Un carattere simile dicevo. “E ora che non ci sei, è il vuoto
ad ogni gradino”. Mi sono ritrovata ad assumere il suo ruolo, specialmente
a casa con mia mamma. In casa sono rimasta solo io. Mio fratello e mia sorella,
più grandi di me, sono sposati e con prole già da diversi anni. La situazione,
a volte, era già pesante prima, rimasti in tre e con la mia vita che nel
frattempo ha subìto molti cambiamenti. Una relazione molto lunga finita,
l’inizio di un’altra, l’acquisto di una casa (esperienza impegnativa su vari
livelli) … e poi questo.
Gestire un lutto, una madre alla quale bisogna insegnare tutto
ciò che seguiva mio papà in casa, come bollette, banche, pagamenti,
assicurazioni, automobili con annesso cambio gomme/pastiglie, farle tutte le
volture/subentri del caso, una casa appena acquistata che aspetta solo di
essere arredata e che in questi mesi difficili ho continuato a sistemare, anche
in prima persona . Sapere di avere una casa che ti aspetta ma che non riesci a
sistemare perché le tue energie sono risucchiate da altri doveri o perché dopo
tutto quello che hai passato la voglia scema progressivamente, ti fa proprio
perdere le speranze. È inutile che le persone intorno mi dicano “non avere
fretta”, proprio loro che sono le prime a non portare pazienza. Non si tratta
solo della fretta di vedere la casa in ordine, ma si tratta di un mio progetto
di vita, una cosa per la quale ho fatto tante rinunce e che non vedo mai finita. Per non parlare
del lavoro. Col caratteraccio autoritario che mi ritrovo, il giorno dopo il
funerale ero già operativa. E nel contempo mi ero già occupata della scelta
della bara, del loculo, dei vestiti, perfino di comprare le tende in sala
perché non c’erano, il giorno dopo il funerale appuntamento col nostro bancario
di fiducia per la sistemazione del conto corrente dei miei genitori … e poi il
lavoro.
Dicevo, mi sono trovata a prendere il suo posto. “Dall'alto”

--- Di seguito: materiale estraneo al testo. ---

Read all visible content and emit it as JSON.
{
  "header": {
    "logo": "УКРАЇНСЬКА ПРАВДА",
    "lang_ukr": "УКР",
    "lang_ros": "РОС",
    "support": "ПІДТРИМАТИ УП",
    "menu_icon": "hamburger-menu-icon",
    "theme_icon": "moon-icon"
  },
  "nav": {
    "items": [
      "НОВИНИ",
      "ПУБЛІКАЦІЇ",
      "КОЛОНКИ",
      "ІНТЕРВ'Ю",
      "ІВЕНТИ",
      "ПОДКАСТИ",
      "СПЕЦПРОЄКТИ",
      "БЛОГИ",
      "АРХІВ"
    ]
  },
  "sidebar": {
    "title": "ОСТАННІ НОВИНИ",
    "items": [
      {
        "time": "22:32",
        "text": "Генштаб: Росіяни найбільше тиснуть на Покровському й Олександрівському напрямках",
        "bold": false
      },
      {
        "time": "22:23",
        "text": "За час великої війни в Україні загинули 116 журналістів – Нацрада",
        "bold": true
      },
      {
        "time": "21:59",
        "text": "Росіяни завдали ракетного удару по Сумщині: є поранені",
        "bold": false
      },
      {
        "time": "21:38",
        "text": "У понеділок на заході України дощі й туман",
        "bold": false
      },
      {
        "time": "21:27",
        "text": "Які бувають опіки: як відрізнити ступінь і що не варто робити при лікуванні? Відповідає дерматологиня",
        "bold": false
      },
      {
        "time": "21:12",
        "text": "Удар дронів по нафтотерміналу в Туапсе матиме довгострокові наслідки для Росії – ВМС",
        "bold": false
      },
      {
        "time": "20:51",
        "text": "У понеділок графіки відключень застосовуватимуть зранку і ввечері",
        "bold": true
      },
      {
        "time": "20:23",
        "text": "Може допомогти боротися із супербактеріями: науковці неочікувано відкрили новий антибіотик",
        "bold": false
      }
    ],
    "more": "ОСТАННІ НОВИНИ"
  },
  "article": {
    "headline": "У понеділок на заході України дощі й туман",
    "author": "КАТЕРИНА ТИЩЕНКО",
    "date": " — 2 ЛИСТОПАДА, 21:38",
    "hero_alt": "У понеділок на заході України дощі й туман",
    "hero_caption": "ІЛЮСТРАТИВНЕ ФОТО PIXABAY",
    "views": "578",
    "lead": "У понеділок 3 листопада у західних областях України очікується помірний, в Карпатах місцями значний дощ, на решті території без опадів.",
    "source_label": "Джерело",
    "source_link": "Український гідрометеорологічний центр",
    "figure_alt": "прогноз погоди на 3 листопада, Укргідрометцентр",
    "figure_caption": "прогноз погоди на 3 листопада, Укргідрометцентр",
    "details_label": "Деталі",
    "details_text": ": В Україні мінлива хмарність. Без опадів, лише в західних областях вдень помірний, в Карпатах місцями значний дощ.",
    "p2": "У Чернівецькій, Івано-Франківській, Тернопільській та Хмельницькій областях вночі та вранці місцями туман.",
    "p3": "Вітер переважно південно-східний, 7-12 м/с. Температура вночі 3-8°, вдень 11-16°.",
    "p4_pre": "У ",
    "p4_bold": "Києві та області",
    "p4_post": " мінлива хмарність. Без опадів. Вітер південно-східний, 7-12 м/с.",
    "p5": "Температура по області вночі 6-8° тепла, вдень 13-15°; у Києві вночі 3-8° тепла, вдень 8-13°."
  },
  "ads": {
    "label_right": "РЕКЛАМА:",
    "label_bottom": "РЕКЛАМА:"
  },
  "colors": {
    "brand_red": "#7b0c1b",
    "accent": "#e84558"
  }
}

dei miei 26 anni tante cose insieme da gestire. Quasi completamente da sola. E
ogni volta il mio pensiero va a lui. Va lui ogni qual volta una figlia sa di
poter contare sull'aiuto di un padre per sistemare qualcosa in casa, sulla sua
solidità di spirito quando sembra che tutto giri per il verso sbagliato. Perché
oggettivamente parlando è così, tutto sta girando per il verso sbagliato da quel
giorno. Non è pessimismo, ho sempre cercato di vedere il lato positivo delle situazioni, sono la classica amica e fidanzata forte e consolatrice, sempre disponibile
e sempre pronta a tirare delle belle strigliate quando serve. Fin troppo. Ora
non riesco nemmeno ad aiutare me stessa (il finale patetico/ad effetto era d’obbligo :-) ).